Sonntag, 6. November 2011

„Stille Nacht“ – das magische Gewinnspiel


6 Autorinnen, 6 Geschichten und ein Gewinnspiel bis zum 6.12., bei dem es je ein Exemplar von 6 „Stille Nacht“-Anthologien zu gewinnen gibt.




Tanja Heitmann, Gesa Schwartz, Anika Beer, Michaela F. Hammesfahr, Nora Melling, & ein „special guest“ laden zu einer winterlichen Reise durch Zeichnungen, Gedichte oder auch Szenen ein, die mit ihren Geschichten aus „Stille Nacht“ verbunden sind. Außerdem treiben sich Weihnachtswichtel herum und geben ein verspieltes Zahlrätsel auf. Wer die Zahl herausfindet und sie bis zum 6. Dezember 2011 an stille-nacht-verlosung@gmx.de schickt, kann an der Verlosung teilnehmen.


Und hier startet unser Weihnachtswichtelrätsel: 10 kleine Weihnachtswichtel liefen durch den winterlichen Wald Finnlands, wo sie zwischen den Baumriesen und umringt von Schnee ein Liebespaar sahen. Gebannt blieben sie stehen, bis das Paar aus ihrer Sicht verschwand. Als sie ihre Reise fortsetzen wollten, steckten zwei bis zur Nase im Schnee fest. Da waren es nur noch  ... ein paar Übrige. Und die machten sich auf zur Homepage von Anika BeerViel Glück!

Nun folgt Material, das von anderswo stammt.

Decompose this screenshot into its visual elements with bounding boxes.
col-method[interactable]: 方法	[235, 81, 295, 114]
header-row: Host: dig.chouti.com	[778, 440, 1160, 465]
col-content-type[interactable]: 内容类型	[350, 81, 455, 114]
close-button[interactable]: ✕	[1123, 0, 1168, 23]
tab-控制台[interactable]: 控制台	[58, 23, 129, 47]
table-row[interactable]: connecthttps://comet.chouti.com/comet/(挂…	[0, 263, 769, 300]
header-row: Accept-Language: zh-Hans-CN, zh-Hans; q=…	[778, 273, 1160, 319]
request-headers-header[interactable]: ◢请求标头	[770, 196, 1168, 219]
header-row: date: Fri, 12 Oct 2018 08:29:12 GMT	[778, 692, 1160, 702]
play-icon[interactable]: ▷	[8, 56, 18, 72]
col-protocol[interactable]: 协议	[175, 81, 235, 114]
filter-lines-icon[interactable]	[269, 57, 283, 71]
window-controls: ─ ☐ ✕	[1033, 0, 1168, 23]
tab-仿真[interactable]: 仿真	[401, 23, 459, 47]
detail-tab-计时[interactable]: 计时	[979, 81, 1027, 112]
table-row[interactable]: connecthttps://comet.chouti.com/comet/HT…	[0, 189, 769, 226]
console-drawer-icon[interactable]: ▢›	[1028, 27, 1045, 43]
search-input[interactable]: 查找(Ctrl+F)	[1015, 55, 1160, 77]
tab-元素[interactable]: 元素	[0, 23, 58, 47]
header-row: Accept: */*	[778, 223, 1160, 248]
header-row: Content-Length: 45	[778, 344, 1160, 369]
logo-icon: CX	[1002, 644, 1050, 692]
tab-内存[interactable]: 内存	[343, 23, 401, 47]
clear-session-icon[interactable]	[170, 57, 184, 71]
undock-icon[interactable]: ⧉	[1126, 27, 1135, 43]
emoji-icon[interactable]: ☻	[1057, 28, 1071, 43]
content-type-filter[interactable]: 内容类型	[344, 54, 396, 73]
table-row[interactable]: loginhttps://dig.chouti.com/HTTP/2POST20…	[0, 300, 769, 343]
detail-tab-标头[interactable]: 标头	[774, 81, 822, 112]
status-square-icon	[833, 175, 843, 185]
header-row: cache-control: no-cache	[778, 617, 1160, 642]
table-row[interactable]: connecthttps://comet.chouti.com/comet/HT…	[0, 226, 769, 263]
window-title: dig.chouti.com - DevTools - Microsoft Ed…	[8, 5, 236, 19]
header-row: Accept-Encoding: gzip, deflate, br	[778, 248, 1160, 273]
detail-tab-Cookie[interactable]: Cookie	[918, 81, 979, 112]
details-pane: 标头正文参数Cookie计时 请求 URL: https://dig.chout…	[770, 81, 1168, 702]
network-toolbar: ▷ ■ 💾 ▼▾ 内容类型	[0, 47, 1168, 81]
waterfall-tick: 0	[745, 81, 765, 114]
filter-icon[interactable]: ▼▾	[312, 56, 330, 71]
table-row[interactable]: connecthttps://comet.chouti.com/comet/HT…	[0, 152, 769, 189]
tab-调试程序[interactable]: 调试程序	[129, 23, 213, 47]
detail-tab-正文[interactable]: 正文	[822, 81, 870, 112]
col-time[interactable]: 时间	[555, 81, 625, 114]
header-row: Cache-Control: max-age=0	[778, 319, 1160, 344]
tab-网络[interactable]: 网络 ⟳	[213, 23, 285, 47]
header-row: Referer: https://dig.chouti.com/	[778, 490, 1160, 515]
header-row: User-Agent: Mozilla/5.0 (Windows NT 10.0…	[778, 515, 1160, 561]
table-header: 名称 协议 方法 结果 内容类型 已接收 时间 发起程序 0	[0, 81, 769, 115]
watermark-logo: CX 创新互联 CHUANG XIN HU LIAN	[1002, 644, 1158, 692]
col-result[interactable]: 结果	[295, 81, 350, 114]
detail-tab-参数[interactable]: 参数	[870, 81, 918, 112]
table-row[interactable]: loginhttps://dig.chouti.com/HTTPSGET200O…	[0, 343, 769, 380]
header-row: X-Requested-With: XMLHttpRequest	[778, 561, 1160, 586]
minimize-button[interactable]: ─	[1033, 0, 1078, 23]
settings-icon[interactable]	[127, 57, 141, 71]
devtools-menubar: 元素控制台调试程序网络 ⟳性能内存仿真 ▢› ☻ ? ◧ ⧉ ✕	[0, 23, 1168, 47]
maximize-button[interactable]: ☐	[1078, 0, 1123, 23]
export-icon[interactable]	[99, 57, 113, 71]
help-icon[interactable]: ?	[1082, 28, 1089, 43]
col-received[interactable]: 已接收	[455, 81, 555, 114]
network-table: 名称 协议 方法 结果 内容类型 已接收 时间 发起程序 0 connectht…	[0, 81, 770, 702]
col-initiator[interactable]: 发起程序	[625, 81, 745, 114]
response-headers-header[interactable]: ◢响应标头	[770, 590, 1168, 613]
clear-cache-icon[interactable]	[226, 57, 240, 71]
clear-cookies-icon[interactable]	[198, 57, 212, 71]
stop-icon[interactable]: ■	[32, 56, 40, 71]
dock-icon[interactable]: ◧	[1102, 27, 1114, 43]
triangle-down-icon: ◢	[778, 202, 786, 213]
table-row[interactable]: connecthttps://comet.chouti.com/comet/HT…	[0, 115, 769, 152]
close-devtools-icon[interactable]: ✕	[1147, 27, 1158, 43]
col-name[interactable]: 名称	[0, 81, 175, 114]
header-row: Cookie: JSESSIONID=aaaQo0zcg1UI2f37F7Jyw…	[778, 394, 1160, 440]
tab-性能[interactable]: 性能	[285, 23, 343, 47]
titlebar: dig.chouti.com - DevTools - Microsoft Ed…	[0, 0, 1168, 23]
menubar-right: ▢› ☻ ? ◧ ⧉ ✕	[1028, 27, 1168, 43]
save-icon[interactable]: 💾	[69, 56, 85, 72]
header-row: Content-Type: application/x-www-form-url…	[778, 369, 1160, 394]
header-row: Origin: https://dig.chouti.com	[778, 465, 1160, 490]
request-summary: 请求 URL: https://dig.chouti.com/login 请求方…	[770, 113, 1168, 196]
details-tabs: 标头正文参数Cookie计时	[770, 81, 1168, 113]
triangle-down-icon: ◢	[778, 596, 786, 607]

Wer Lust auf einen Vorgeschmack auf meine Geschichte "Eine Spur von Rot" hat, findet sie hier - keine Angst, sie ist spoiler- aber nicht vampirfrei ;-)



Eine Szene in Rot


von
Tanja Heitmann


Finjas stand am Fenster und blickte auf die Straße hinab.
Dort sah er nichts als Leere, obgleich reges Treiben herrschte.
Jetzt, zur dunkelsten Stunde, waren sie unterwegs, gingen ihren Geschäften und Vorlieben nach und bevölkerten diese bei Tag ausgestorbene Stadt. Denn das Licht der Sonne offenbarte, was sie wirklich waren: unvollständige Geschöpfe, denen nur ein halbes Leben in der Dunkelheit zustand. Wie schon so oft malte er sich aus, wie er zur Mittagsstunde durch verwaiste Straßen schlenderte, die von herbstlich schimmernden Baumkronen gesäumt wurden, deren Farbspiel er lediglich von künstlichem Licht belebt kannte. In seinem Tagtraum waren die hektischen Schritte der Passanten verklungen, genau wie ihre tausend Gerätschaften, die der Nacht die Stille raubten. Bei Tag hingegen herrschte Vogelgesang - und jetzt im Herbst nicht einmal das, so malte es sich Finjas zumindest aus. Eine kitschige Vorstellung, aber er brauchte sie, er hielt sich an ihr fest.
Derlei Gedanken gingen Finjas schon seit einiger Zeit durch den Kopf, hatten sich mit dem Schneetauen zu Jahresbeginn zu ihm gesellt, hatten dem Frühlingserwachen seinen Zauber geraubt und den Sommer an ihm vorbeiziehen lassen. Seit der Herbstwind durch die Straßen wehte, erwachte er endlich aus seiner Lethargie, aber nicht um festzustellen, dass es ihm besser ging. Im Gegenteil, er erkannte seine aussichtlose Lage klarer denn je. Das, was ihm die Stadt zu bieten hatte, interessierte ihn nicht. Er wollte nicht hinausgehen und so tun, als würde er leben, obwohl er nur ein Schatten unter Schatten war. Ein Vampir ohne ein Ziel vor Augen, ohne eine ernstzunehmende Aufgabe, ohne einen Funken Leben in seiner Brust.
„Wahnsinn, da lasse ich dich fünf Minuten allein und – schwups - hat sich was verändert! Du guckst ja gar nicht mehr trübe aus der Wäsche, mein Freund. Ist da draußen was Spannendes passiert? Obwohl ... Moment ... dieser Ausdruck gefällt mir auch nicht wirklich. Verdammt. Dabei warte ich schon seit Wochen wenn nicht seit Monaten darauf, das er sich ändert. Und nun das: eine verbitterte Miene. Ich vermute mal, aus der Party in den frühen Morgenstunden wird heute nix.“
Rascal war neben ihn getreten, die Hände in den Hosentaschen. Alles ganz entspannt, ein lockerer Plausch unter Freunden. Doch sie kannten sich zu lange und zu gut, um sich gegenseitig etwas vorzumachen. Finjas schenkte ihm ein angedeutetes Grinsen über das spiegelnde Fensterglas, mehr war nicht drin.
Hinter ihnen ertönten das Knatschen schwerer Boots.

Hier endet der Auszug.